Re: ... Okay maybe not that shocked

I am shocked, shocked I say that a judge that (by my understanding) had to be slapped down twice by a higher court due to how they were handling a Trump case would turn out to still be a partisan hack bending over backwards to defend Trump.

As for why it ended up in her court LegalEagle did a vid covering that(it’s the same one that mentioned the afformentioned two benchslaps) and while the reason it ended up there wasn’t necessarily a result of corruption or shenanigans(dumb luck where the numbers were weighted in her favor) the fact that it stayed there is beyond absurd.

Candescence (profile) says:

Re:

I’m not sure why Cannon is still trying to go to bat for Trump, the DC case against him with the election interference already looks like a slam dunk against him that might end up with sentencing before the primary season is over, since the judge there seems to be more inclined to do a speedy trial and has seemingly very little patience for Trump’s delay tactics and desperate attempts to move the trial out of DC.

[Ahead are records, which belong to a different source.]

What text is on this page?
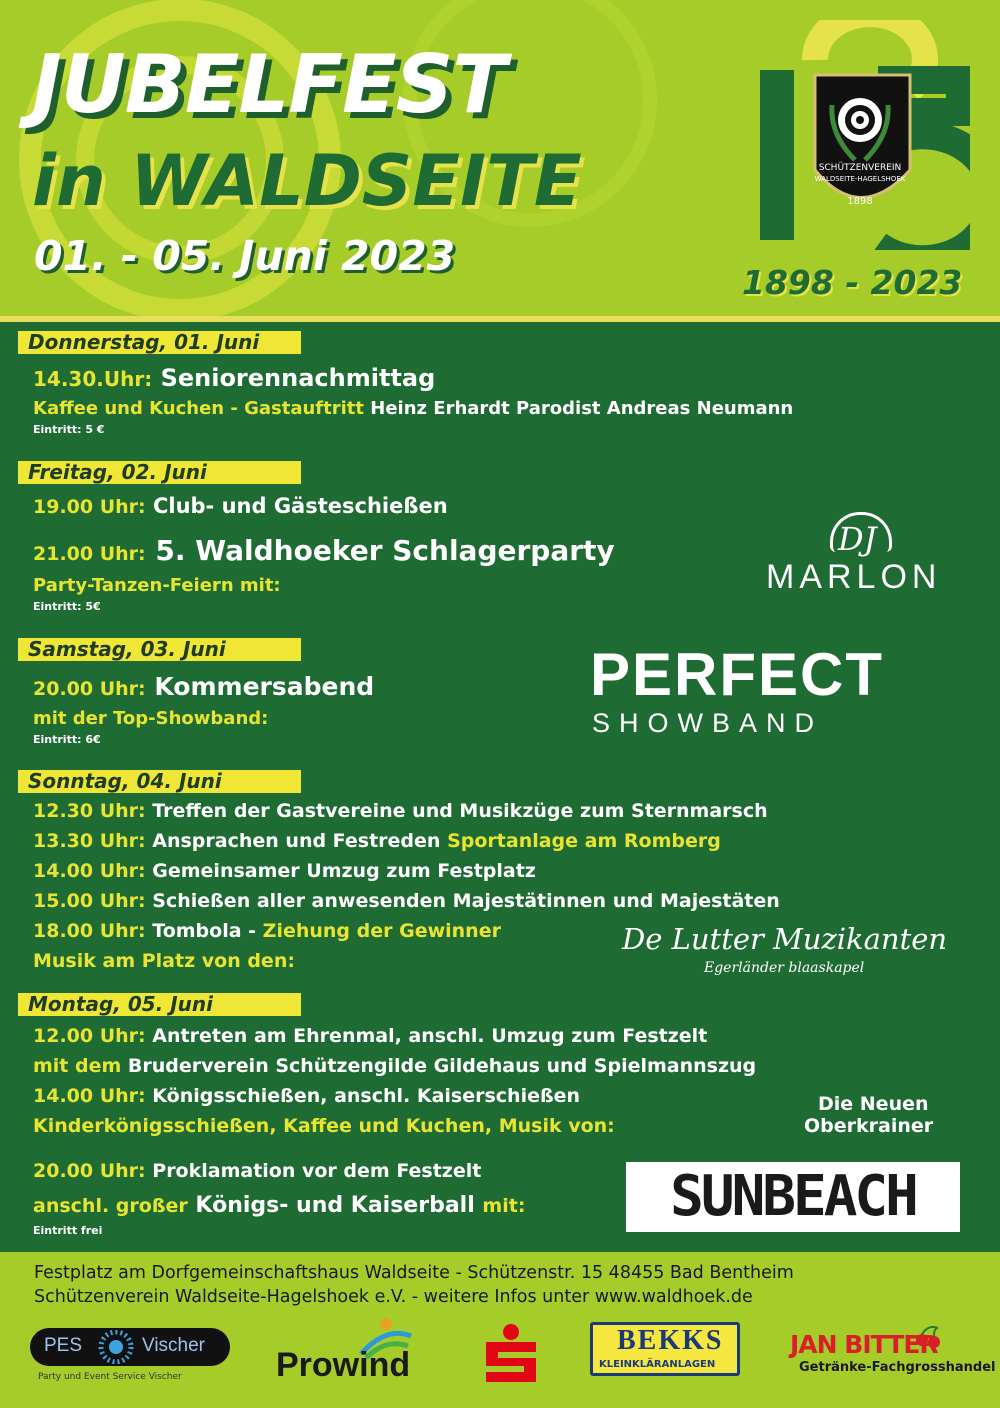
JUBELFEST
in WALDSEITE
01. - 05. Juni 2023
SCHÜTZENVEREIN
WALDSEITE-HAGELSHOEK
1898
1898 - 2023
Donnerstag, 01. Juni
14.30.Uhr: Seniorennachmittag
Kaffee und Kuchen - Gastauftritt Heinz Erhardt Parodist Andreas Neumann
Eintritt: 5 €
Freitag, 02. Juni
19.00 Uhr: Club- und Gästeschießen
21.00 Uhr: 5. Waldhoeker Schlagerparty
Party-Tanzen-Feiern mit:
Eintritt: 5€
DJ
MARLON
Samstag, 03. Juni
20.00 Uhr: Kommersabend
mit der Top-Showband:
Eintritt: 6€
PERFECT
SHOWBAND
Sonntag, 04. Juni
12.30 Uhr: Treffen der Gastvereine und Musikzüge zum Sternmarsch
13.30 Uhr: Ansprachen und Festreden Sportanlage am Romberg
14.00 Uhr: Gemeinsamer Umzug zum Festplatz
15.00 Uhr: Schießen aller anwesenden Majestätinnen und Majestäten
18.00 Uhr: Tombola - Ziehung der Gewinner
Musik am Platz von den:
De Lutter Muzikanten
Egerländer blaaskapel
Montag, 05. Juni
12.00 Uhr: Antreten am Ehrenmal, anschl. Umzug zum Festzelt
mit dem Bruderverein Schützengilde Gildehaus und Spielmannszug
14.00 Uhr: Königsschießen, anschl. Kaiserschießen
Kinderkönigsschießen, Kaffee und Kuchen, Musik von:
Die Neuen
Oberkrainer
20.00 Uhr: Proklamation vor dem Festzelt
anschl. großer Königs- und Kaiserball mit:
Eintritt frei
SUNBEACH
Festplatz am Dorfgemeinschaftshaus Waldseite - Schützenstr. 15 48455 Bad Bentheim
Schützenverein Waldseite-Hagelshoek e.V. - weitere Infos unter www.waldhoek.de
PES	Vischer
Party und Event Service Vischer	Prowind
BEKKS
KLEINKLÄRANLAGEN
JAN BITTER
Getränke-Fachgrosshandel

Unless the DC case somehow falls apart (which I doubt since it seems pretty rock-solid), I’m struggling to imagine why Cannon would want to try and either tilt the documents trial in Trump’s favor or help delay it. Fortunately, Jack Smith’s team can appeal to have her removed from the case if she oversteps her boundaries.

TKnarr (profile) says:

The ABA could contribute to fixing it. What they need to do is add rules saying that judge-shopping or forum-shopping is a violation of the code of ethics members of the ABA are required to follow and that if an attorney upon investigation is found to have engaged in those practice their membership in the ABA shall be suspended for a period of no less than 5 years or revoked entirely. IIRC membership in the ABA is a prerequisite to being allowed to practice law in virtually all jurisdictions.

Anonymous Coward says:

Re:

IANAL, but from what I hear, if you ask a lawyer whether they’re required to be part of the ABA to practice law, they’ll generally burst out laughing and point out that the ABA has absolutely nothing to do with the federal and state bars.

They may also point out that the ABA has been artificially inflating their subscription counts for decades so they can desperately cling to the few remaining shreds of their former glory.